I've done a unpaired t-test comparing each of the mutants to the wildtype, although for mutant 1 I did a welchs corrected test as the stdev of Mut1 is significantly different from the stdev of wt. Is this the most appropiate test, or should I have done an one-way ANOVA test (although I dont know if the differences in stdev may cause a problem with that test too)? Thanks for your help!

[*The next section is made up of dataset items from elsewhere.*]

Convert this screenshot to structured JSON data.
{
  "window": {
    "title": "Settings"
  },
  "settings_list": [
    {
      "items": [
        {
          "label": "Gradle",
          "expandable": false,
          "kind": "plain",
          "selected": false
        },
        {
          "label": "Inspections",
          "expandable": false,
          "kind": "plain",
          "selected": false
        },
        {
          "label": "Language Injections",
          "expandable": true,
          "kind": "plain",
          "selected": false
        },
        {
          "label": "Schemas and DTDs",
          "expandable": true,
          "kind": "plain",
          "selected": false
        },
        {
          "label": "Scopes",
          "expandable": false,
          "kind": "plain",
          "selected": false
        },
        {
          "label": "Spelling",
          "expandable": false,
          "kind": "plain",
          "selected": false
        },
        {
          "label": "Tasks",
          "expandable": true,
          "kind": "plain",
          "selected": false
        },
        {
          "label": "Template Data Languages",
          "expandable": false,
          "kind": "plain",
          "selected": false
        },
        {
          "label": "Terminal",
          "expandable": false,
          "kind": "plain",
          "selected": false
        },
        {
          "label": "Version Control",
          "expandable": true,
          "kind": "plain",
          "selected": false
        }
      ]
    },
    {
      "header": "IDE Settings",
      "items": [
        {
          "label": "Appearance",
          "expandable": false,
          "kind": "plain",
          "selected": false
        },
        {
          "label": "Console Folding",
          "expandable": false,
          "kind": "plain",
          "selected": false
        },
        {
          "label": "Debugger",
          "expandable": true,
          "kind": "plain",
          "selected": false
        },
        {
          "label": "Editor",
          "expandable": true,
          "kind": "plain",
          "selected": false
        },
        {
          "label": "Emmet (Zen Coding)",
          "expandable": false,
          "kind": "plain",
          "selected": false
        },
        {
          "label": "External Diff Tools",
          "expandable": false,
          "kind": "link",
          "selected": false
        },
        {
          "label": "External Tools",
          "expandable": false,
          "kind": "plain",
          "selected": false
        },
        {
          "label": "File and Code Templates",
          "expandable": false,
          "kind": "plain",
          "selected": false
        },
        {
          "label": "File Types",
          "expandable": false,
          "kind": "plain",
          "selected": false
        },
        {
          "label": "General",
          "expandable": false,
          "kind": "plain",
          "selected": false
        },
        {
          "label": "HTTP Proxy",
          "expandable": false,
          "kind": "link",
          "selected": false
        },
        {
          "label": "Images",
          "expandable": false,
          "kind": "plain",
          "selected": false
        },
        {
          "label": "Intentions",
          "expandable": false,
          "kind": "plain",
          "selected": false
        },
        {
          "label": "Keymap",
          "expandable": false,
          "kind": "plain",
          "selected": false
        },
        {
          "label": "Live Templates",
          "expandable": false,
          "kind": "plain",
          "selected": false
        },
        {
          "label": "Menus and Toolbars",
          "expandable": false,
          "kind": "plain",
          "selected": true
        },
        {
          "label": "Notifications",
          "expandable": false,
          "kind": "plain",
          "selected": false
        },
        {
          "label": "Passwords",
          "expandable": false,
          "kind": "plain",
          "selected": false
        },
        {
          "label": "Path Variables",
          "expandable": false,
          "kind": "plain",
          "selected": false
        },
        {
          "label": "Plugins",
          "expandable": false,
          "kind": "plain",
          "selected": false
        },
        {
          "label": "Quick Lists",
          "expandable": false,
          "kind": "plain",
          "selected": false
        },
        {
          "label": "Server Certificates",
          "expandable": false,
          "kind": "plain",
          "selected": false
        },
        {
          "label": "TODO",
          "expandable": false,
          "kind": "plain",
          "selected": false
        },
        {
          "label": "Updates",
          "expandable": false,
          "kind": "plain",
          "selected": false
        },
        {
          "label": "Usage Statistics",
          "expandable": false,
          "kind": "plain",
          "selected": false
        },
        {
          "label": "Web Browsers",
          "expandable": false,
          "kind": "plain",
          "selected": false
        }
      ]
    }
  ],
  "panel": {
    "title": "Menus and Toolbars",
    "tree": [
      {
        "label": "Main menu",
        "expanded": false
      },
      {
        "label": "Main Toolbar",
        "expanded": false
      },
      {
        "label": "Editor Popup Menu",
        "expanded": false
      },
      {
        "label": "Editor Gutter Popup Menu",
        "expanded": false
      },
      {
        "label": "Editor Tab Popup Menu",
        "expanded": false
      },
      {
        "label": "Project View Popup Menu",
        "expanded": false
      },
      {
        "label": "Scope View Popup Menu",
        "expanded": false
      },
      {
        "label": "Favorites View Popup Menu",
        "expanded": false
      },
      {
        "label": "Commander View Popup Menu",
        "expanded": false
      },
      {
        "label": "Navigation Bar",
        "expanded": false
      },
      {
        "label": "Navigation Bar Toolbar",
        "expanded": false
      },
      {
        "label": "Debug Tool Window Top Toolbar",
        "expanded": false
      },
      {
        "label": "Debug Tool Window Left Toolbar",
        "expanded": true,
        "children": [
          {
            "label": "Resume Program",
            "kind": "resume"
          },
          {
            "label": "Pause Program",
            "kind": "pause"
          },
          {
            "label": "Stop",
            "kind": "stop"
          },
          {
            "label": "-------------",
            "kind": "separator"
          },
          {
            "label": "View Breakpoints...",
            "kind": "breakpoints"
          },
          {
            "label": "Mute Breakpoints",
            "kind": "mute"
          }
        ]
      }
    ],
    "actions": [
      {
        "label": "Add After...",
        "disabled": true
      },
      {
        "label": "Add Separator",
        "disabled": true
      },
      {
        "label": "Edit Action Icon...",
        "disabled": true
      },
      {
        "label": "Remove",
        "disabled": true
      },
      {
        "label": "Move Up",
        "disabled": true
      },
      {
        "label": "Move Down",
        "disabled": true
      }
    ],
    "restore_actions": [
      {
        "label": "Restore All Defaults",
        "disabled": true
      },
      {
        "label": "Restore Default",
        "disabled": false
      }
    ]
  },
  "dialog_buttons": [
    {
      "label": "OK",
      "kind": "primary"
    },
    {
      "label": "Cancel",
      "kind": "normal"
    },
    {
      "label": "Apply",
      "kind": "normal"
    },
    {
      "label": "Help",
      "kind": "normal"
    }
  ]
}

I would do ANOVA. You can run a Brown-Forsythe and/or Levene's test to look at homogeneity of variance (homoscedasiticity test). In that test, you want a P value > 0.05 to show the variances are not significantly different. If the data is homoscedastic, you can use ANOVA, if it's heteroscedastic (unequal variances) then you need to transform the data somehow to get it homoscedastic. Once you run the ANOVA, you can do pairwise comparisons with Tukey's HSD, Bonferroni's, or some other pairwise comparison to compare the means of each treatment to each other treatment. Alternatively, you can use Dunnett's test to compare each mutant to the WT, but it will not compare mut 1 to mut 2. Also consider that the more comparisons you run, the more difficult it is to achieve significance. Therefore, Dunnett's will be less conservative than Tukey's or Bonferroni's. Also, if you do pairwise among all treatments, there will be differences in calculating the P value. I think Bonferroni's or Scheffe's tests are more conservative than HSD.